I spoke to a member of the AS rehab group tonight. He has been diagnosed AS for many years. He has previously been on NSAIDs but has stopped taking them and now takes no medication. He exercises a lot. He has not tried NSD /LSD, eats with no restrictions and remains convinced his symptoms are completely unaffected by food. His pain occurs periodically, he said 6 months or so, and he sees no connection whatsoever between this pain and what he eats. He is not opposed to those who support the use of a reduced starch diet. He simply does not see the need in his case.
Of course this is not a scientific study and there is a ‘subjective component’, but it is the type of story which has me, and I gather a lot of other people, wondering.
My 'concerns about filtering' were simply an interpretation of what Bilko wrote which was never challenged by anyone. "Often it is extremely difficult for a clinician to diagnose with the usual criteria, and some of the people in the group who do not respond to diet will have the wrong diagnosis." So did Ebringer include ALL the patients with 'the wrong diagnosis' in his studies?

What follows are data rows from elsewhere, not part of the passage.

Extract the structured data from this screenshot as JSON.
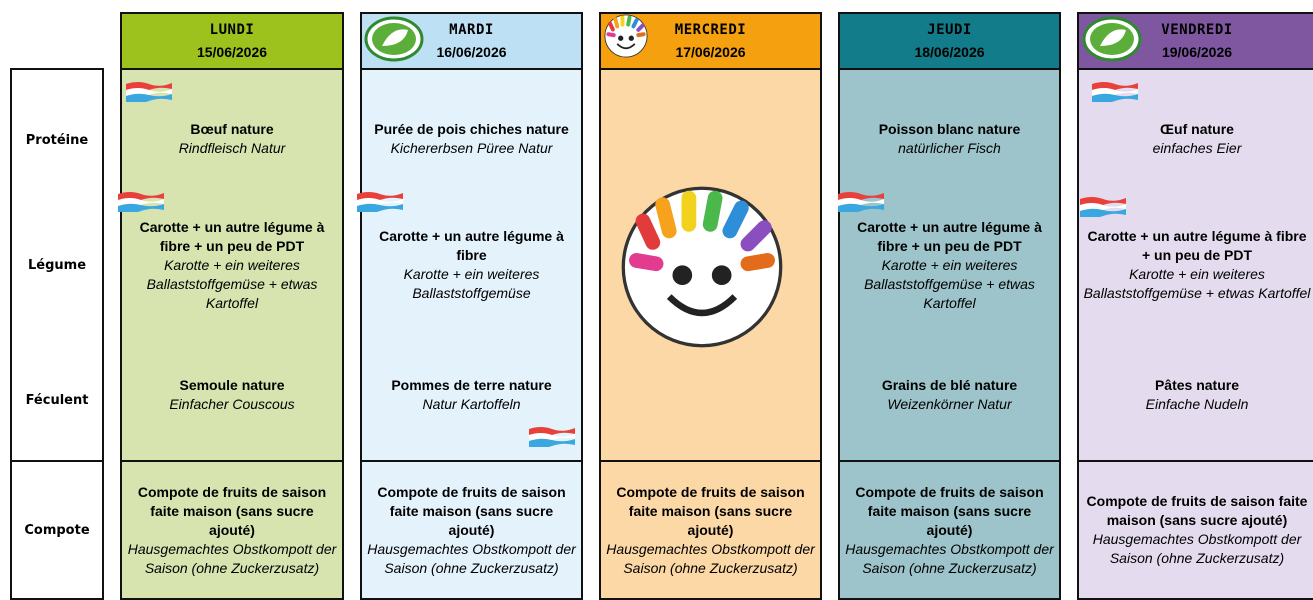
{
  "row_labels": [
    "Protéine",
    "Légume",
    "Féculent",
    "Compote"
  ],
  "days": [
    {
      "name": "LUNDI",
      "date": "15/06/2026",
      "proteine": {
        "fr": "Bœuf nature",
        "de": "Rindfleisch Natur"
      },
      "legume": {
        "fr": "Carotte + un autre légume à fibre + un peu de PDT",
        "de": "Karotte + ein weiteres Ballaststoffgemüse + etwas Kartoffel"
      },
      "feculent": {
        "fr": "Semoule nature",
        "de": "Einfacher Couscous"
      },
      "compote": {
        "fr": "Compote de fruits de saison faite maison (sans sucre ajouté)",
        "de": "Hausgemachtes Obstkompott der Saison (ohne Zuckerzusatz)"
      }
    },
    {
      "name": "MARDI",
      "date": "16/06/2026",
      "proteine": {
        "fr": "Purée de pois chiches nature",
        "de": "Kichererbsen Püree Natur"
      },
      "legume": {
        "fr": "Carotte + un autre légume à fibre",
        "de": "Karotte + ein weiteres Ballaststoffgemüse"
      },
      "feculent": {
        "fr": "Pommes de terre nature",
        "de": "Natur Kartoffeln"
      },
      "compote": {
        "fr": "Compote de fruits de saison faite maison (sans sucre ajouté)",
        "de": "Hausgemachtes Obstkompott der Saison (ohne Zuckerzusatz)"
      }
    },
    {
      "name": "MERCREDI",
      "date": "17/06/2026",
      "compote": {
        "fr": "Compote de fruits de saison faite maison (sans sucre ajouté)",
        "de": "Hausgemachtes Obstkompott der Saison (ohne Zuckerzusatz)"
      }
    },
    {
      "name": "JEUDI",
      "date": "18/06/2026",
      "proteine": {
        "fr": "Poisson blanc nature",
        "de": "natürlicher Fisch"
      },
      "legume": {
        "fr": "Carotte + un autre légume à fibre + un peu de PDT",
        "de": "Karotte + ein weiteres Ballaststoffgemüse + etwas Kartoffel"
      },
      "feculent": {
        "fr": "Grains de blé nature",
        "de": "Weizenkörner Natur"
      },
      "compote": {
        "fr": "Compote de fruits de saison faite maison (sans sucre ajouté)",
        "de": "Hausgemachtes Obstkompott der Saison (ohne Zuckerzusatz)"
      }
    },
    {
      "name": "VENDREDI",
      "date": "19/06/2026",
      "proteine": {
        "fr": "Œuf nature",
        "de": "einfaches Eier"
      },
      "legume": {
        "fr": "Carotte + un autre légume à fibre + un peu de PDT",
        "de": "Karotte + ein weiteres Ballaststoffgemüse + etwas Kartoffel"
      },
      "feculent": {
        "fr": "Pâtes nature",
        "de": "Einfache Nudeln"
      },
      "compote": {
        "fr": "Compote de fruits de saison faite maison (sans sucre ajouté)",
        "de": "Hausgemachtes Obstkompott der Saison (ohne Zuckerzusatz)"
      }
    }
  ]
}
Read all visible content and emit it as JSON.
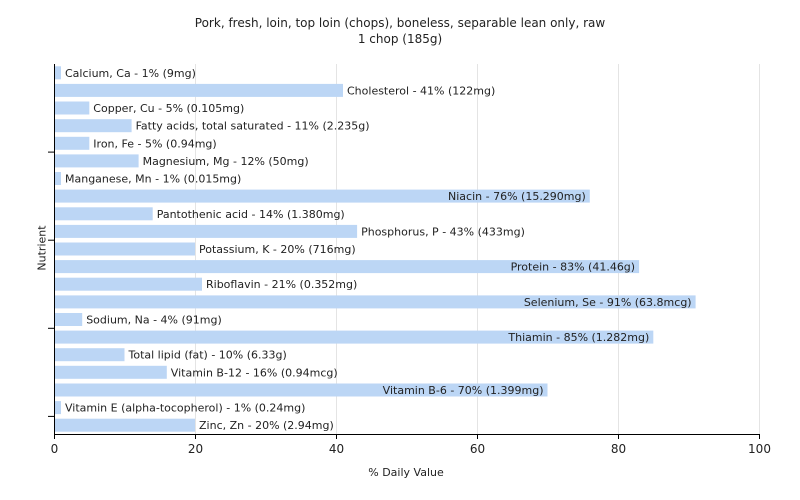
{
  "chart_data": {
    "type": "bar",
    "orientation": "horizontal",
    "title": "Pork, fresh, loin, top loin (chops), boneless, separable lean only, raw",
    "subtitle": "1 chop (185g)",
    "xlabel": "% Daily Value",
    "ylabel": "Nutrient",
    "xlim": [
      0,
      100
    ],
    "xticks": [
      0,
      20,
      40,
      60,
      80,
      100
    ],
    "grid": true,
    "bar_color": "#bcd6f5",
    "categories": [
      "Calcium, Ca",
      "Cholesterol",
      "Copper, Cu",
      "Fatty acids, total saturated",
      "Iron, Fe",
      "Magnesium, Mg",
      "Manganese, Mn",
      "Niacin",
      "Pantothenic acid",
      "Phosphorus, P",
      "Potassium, K",
      "Protein",
      "Riboflavin",
      "Selenium, Se",
      "Sodium, Na",
      "Thiamin",
      "Total lipid (fat)",
      "Vitamin B-12",
      "Vitamin B-6",
      "Vitamin E (alpha-tocopherol)",
      "Zinc, Zn"
    ],
    "values": [
      1,
      41,
      5,
      11,
      5,
      12,
      1,
      76,
      14,
      43,
      20,
      83,
      21,
      91,
      4,
      85,
      10,
      16,
      70,
      1,
      20
    ],
    "labels": [
      "Calcium, Ca - 1% (9mg)",
      "Cholesterol - 41% (122mg)",
      "Copper, Cu - 5% (0.105mg)",
      "Fatty acids, total saturated - 11% (2.235g)",
      "Iron, Fe - 5% (0.94mg)",
      "Magnesium, Mg - 12% (50mg)",
      "Manganese, Mn - 1% (0.015mg)",
      "Niacin - 76% (15.290mg)",
      "Pantothenic acid - 14% (1.380mg)",
      "Phosphorus, P - 43% (433mg)",
      "Potassium, K - 20% (716mg)",
      "Protein - 83% (41.46g)",
      "Riboflavin - 21% (0.352mg)",
      "Selenium, Se - 91% (63.8mcg)",
      "Sodium, Na - 4% (91mg)",
      "Thiamin - 85% (1.282mg)",
      "Total lipid (fat) - 10% (6.33g)",
      "Vitamin B-12 - 16% (0.94mcg)",
      "Vitamin B-6 - 70% (1.399mg)",
      "Vitamin E (alpha-tocopherol) - 1% (0.24mg)",
      "Zinc, Zn - 20% (2.94mg)"
    ]
  }
}
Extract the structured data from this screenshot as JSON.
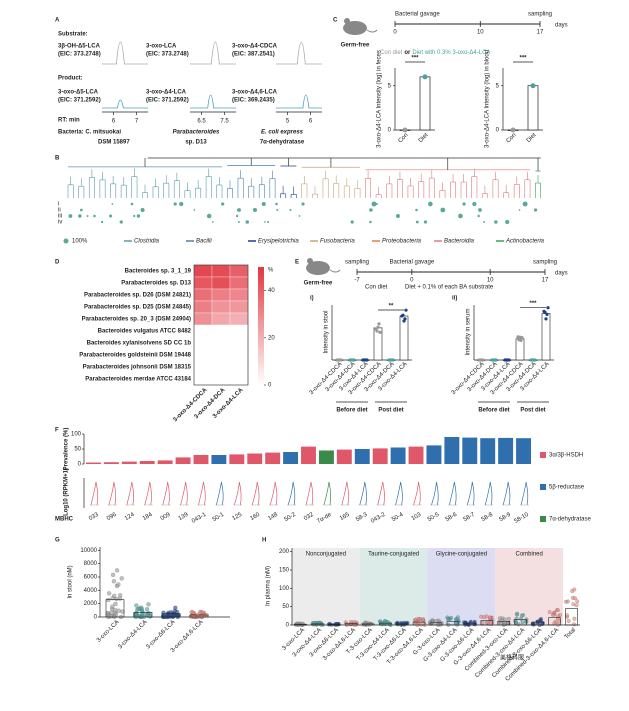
{
  "watermark": "美格科服",
  "panel_a": {
    "letter": "A",
    "substrate_label": "Substrate:",
    "product_label": "Product:",
    "rt_label": "RT: min",
    "columns": [
      {
        "substrate": "3β-OH-Δ5-LCA",
        "substrate_eic": "(EIC: 373.2748)",
        "product": "3-oxo-Δ5-LCA",
        "product_eic": "(EIC: 371.2592)",
        "xticks": [
          6,
          7
        ],
        "organism": "Bacteria: C. mitsuokai",
        "strain": "DSM 15897"
      },
      {
        "substrate": "3-oxo-LCA",
        "substrate_eic": "(EIC: 373.2748)",
        "product": "3-oxo-Δ4-LCA",
        "product_eic": "(EIC: 371.2592)",
        "xticks": [
          6.5,
          7.5
        ],
        "organism": "Parabacteroides",
        "strain": "sp. D13"
      },
      {
        "substrate": "3-oxo-Δ4-CDCA",
        "substrate_eic": "(EIC: 387.2541)",
        "product": "3-oxo-Δ4,6-LCA",
        "product_eic": "(EIC: 369.2435)",
        "xticks": [
          5,
          6
        ],
        "organism": "E. coli express",
        "strain": "7α-dehydratase"
      }
    ]
  },
  "panel_c": {
    "letter": "C",
    "mouse": "Germ-free",
    "gavage": "Bacterial gavage",
    "sampling": "sampling",
    "days": "days",
    "timeline_ticks": [
      0,
      10,
      17
    ],
    "diet_con": "Con diet",
    "diet_or": "or",
    "diet_treat": "Diet with 0.3% 3-oxo-Δ4-LCA",
    "charts": [
      {
        "ylabel": "3-oxo-Δ4-LCA Intensity (log) in feces",
        "categories": [
          "Con",
          "Diet"
        ],
        "values": [
          0,
          6
        ],
        "ylim": [
          0,
          7
        ],
        "yticks": [
          0,
          5
        ],
        "significance": "***"
      },
      {
        "ylabel": "3-oxo-Δ4-LCA Intensity (log) in blood",
        "categories": [
          "Con",
          "Diet"
        ],
        "values": [
          0,
          5
        ],
        "ylim": [
          0,
          7
        ],
        "yticks": [
          0,
          5
        ],
        "significance": "***"
      }
    ]
  },
  "panel_b": {
    "letter": "B",
    "rows": [
      "i",
      "ii",
      "iii",
      "iv"
    ],
    "legend": [
      {
        "name": "100%",
        "color": "#5aa99a"
      },
      {
        "name": "Clostridia",
        "color": "#5a9aa8"
      },
      {
        "name": "Bacilli",
        "color": "#4a7fb0"
      },
      {
        "name": "Erysipelotrichia",
        "color": "#1d3f8a"
      },
      {
        "name": "Fusobacteria",
        "color": "#c9a27a"
      },
      {
        "name": "Proteobacteria",
        "color": "#e08050"
      },
      {
        "name": "Bacteroidia",
        "color": "#e07a7a"
      },
      {
        "name": "Actinobacteria",
        "color": "#3aa060"
      }
    ]
  },
  "panel_d": {
    "letter": "D",
    "rows": [
      "Bacteroides sp. 3_1_19",
      "Parabacteroides sp. D13",
      "Parabacteroides sp. D26 (DSM 24821)",
      "Parabacteroides sp. D25 (DSM 24845)",
      "Parabacteroides sp. 20_3 (DSM 24904)",
      "Bacteroides vulgatus ATCC 8482",
      "Bacteroides xylanisolvens SD CC 1b",
      "Parabacteroides goldsteinii DSM 19448",
      "Parabacteroides johnsonii DSM 18315",
      "Parabacteroides merdae ATCC 43184"
    ],
    "row_colors": [
      "#111",
      "#2e9a3e",
      "#111",
      "#111",
      "#111",
      "#111",
      "#111",
      "#111",
      "#111",
      "#111"
    ],
    "columns": [
      "3-oxo-Δ4-CDCA",
      "3-oxo-Δ4-DCA",
      "3-oxo-Δ4-LCA"
    ],
    "values": [
      [
        46,
        45,
        40
      ],
      [
        42,
        44,
        36
      ],
      [
        36,
        32,
        30
      ],
      [
        32,
        27,
        26
      ],
      [
        28,
        22,
        20
      ],
      [
        0,
        0,
        0
      ],
      [
        0,
        0,
        0
      ],
      [
        0,
        0,
        0
      ],
      [
        0,
        0,
        0
      ],
      [
        0,
        0,
        0
      ]
    ],
    "colorbar_label": "%",
    "colorbar_ticks": [
      0,
      20,
      40
    ],
    "colorbar_lim": [
      0,
      50
    ]
  },
  "panel_e": {
    "letter": "E",
    "mouse": "Germ-free",
    "sampling": "sampling",
    "gavage": "Bacterial gavage",
    "days": "days",
    "timeline_ticks": [
      -7,
      0,
      10,
      17
    ],
    "diet_con": "Con diet",
    "diet_treat": "Diet + 0.1% of each BA substrate",
    "groups": [
      "Before diet",
      "Post diet"
    ],
    "categories": [
      "3-oxo-Δ4-CDCA",
      "3-oxo-Δ4-DCA",
      "3-oxo-Δ4-LCA",
      "3-oxo-Δ4-CDCA",
      "3-oxo-Δ4-DCA",
      "3-oxo-Δ4-LCA"
    ],
    "category_colors": [
      "#999999",
      "#4aa3a0",
      "#1d3f8a",
      "#999999",
      "#4aa3a0",
      "#1d3f8a"
    ],
    "charts": [
      {
        "label": "i)",
        "ylabel": "Intensity in stool",
        "values": [
          0,
          0,
          0,
          38,
          0,
          52
        ],
        "ylim": [
          0,
          65
        ],
        "significance": "**"
      },
      {
        "label": "ii)",
        "ylabel": "Intensity in serum",
        "values": [
          0,
          0,
          0,
          25,
          0,
          55
        ],
        "ylim": [
          0,
          65
        ],
        "significance": "***"
      }
    ]
  },
  "panel_f": {
    "letter": "F",
    "ylabel": "Prevalence (%)",
    "ylim": [
      0,
      100
    ],
    "yticks": [
      0,
      50,
      100
    ],
    "violin_label": "Log10 (RPKM+1)",
    "x_label": "MBHC",
    "categories": [
      "033",
      "096",
      "124",
      "184",
      "009",
      "139",
      "043-1",
      "50-1",
      "125",
      "160",
      "148",
      "50-2",
      "032",
      "7α-de",
      "165",
      "58-3",
      "043-2",
      "50-4",
      "103",
      "50-5",
      "58-6",
      "58-7",
      "58-8",
      "58-9",
      "58-10"
    ],
    "values": [
      5,
      6,
      8,
      10,
      12,
      22,
      30,
      30,
      32,
      35,
      38,
      40,
      58,
      45,
      48,
      50,
      52,
      55,
      58,
      62,
      90,
      88,
      86,
      87,
      86
    ],
    "colors": [
      "#e0576a",
      "#e0576a",
      "#e0576a",
      "#e0576a",
      "#e0576a",
      "#e0576a",
      "#e0576a",
      "#2f6fae",
      "#e0576a",
      "#e0576a",
      "#e0576a",
      "#2f6fae",
      "#e0576a",
      "#3a8a4a",
      "#e0576a",
      "#2f6fae",
      "#e0576a",
      "#2f6fae",
      "#e0576a",
      "#2f6fae",
      "#2f6fae",
      "#2f6fae",
      "#2f6fae",
      "#2f6fae",
      "#2f6fae"
    ],
    "legend": [
      {
        "name": "3α/3β-HSDH",
        "color": "#e0576a"
      },
      {
        "name": "5β-reductase",
        "color": "#2f6fae"
      },
      {
        "name": "7α-dehydratase",
        "color": "#3a8a4a"
      }
    ]
  },
  "panel_g": {
    "letter": "G",
    "ylabel": "In stool (nM)",
    "ylim": [
      0,
      10500
    ],
    "yticks": [
      0,
      2000,
      4000,
      6000,
      8000,
      10000
    ],
    "categories": [
      "3-oxo-LCA",
      "3-oxo-Δ4-LCA",
      "3-oxo-Δ6-LCA",
      "3-oxo-Δ4,6-LCA"
    ],
    "colors": [
      "#999999",
      "#4aa3a0",
      "#1d3f8a",
      "#e8837a"
    ],
    "values": [
      2600,
      700,
      500,
      300
    ]
  },
  "panel_h": {
    "letter": "H",
    "ylabel": "In plasma (nM)",
    "ylim": [
      0,
      210
    ],
    "yticks": [
      0,
      50,
      100,
      150,
      200
    ],
    "groups": [
      {
        "name": "Nonconjugated",
        "color": "#ececec"
      },
      {
        "name": "Taurine-conjugated",
        "color": "#dcebe8"
      },
      {
        "name": "Glycine-conjugated",
        "color": "#dcdcf2"
      },
      {
        "name": "Combined",
        "color": "#f4e0e0"
      }
    ],
    "categories": [
      "3-oxo-LCA",
      "3-oxo-Δ4-LCA",
      "3-oxo-Δ6-LCA",
      "3-oxo-Δ4,6-LCA",
      "T-3-oxo-LCA",
      "T-3-oxo-Δ4-LCA",
      "T-3-oxo-Δ6-LCA",
      "T-3-oxo-Δ4,6-LCA",
      "G-3-oxo-LCA",
      "G-3-oxo-Δ4-LCA",
      "G-3-oxo-Δ6-LCA",
      "G-3-oxo-Δ4,6-LCA",
      "Combined-3-oxo-LCA",
      "Combined-3-oxo-Δ4-LCA",
      "Combined-3-oxo-Δ6-LCA",
      "Combined-3-oxo-Δ4,6-LCA",
      "Total"
    ],
    "colors": [
      "#999999",
      "#4aa3a0",
      "#1d3f8a",
      "#e8837a",
      "#999999",
      "#4aa3a0",
      "#1d3f8a",
      "#e8837a",
      "#999999",
      "#4aa3a0",
      "#1d3f8a",
      "#e8837a",
      "#999999",
      "#4aa3a0",
      "#1d3f8a",
      "#e8837a",
      "#e8837a"
    ],
    "values": [
      2,
      3,
      2,
      4,
      3,
      5,
      3,
      8,
      6,
      10,
      5,
      12,
      10,
      15,
      8,
      20,
      45
    ]
  }
}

Surely your approach is to use the results of a carefully controlled study group and apply them to another group with unknown and probably very varied controls.
Consider the range of competence of rheumatologists diagnosing patients with AS. If Ebringer is at the expert end, what is the quality at the other end of the range? Would Ebringer accept all patients from those doctors if some had 'the wrong diagnosis'.
Isn’t it a bit like one of the those competitions where you don’t have to choose the most beautiful but the one everyone else thinks is the most beautiful. For Ebringer’s studies to cover the full range of those diagnosed with AS today he would have to include the worst cases of mis-diagnosis by the most incompetent rheumatologist. Can you be sure he did? Because if he didn’t, the ones he left out could be the ones who don’t respond to diet. Perhaps the patient I spoke to tonight is one of them.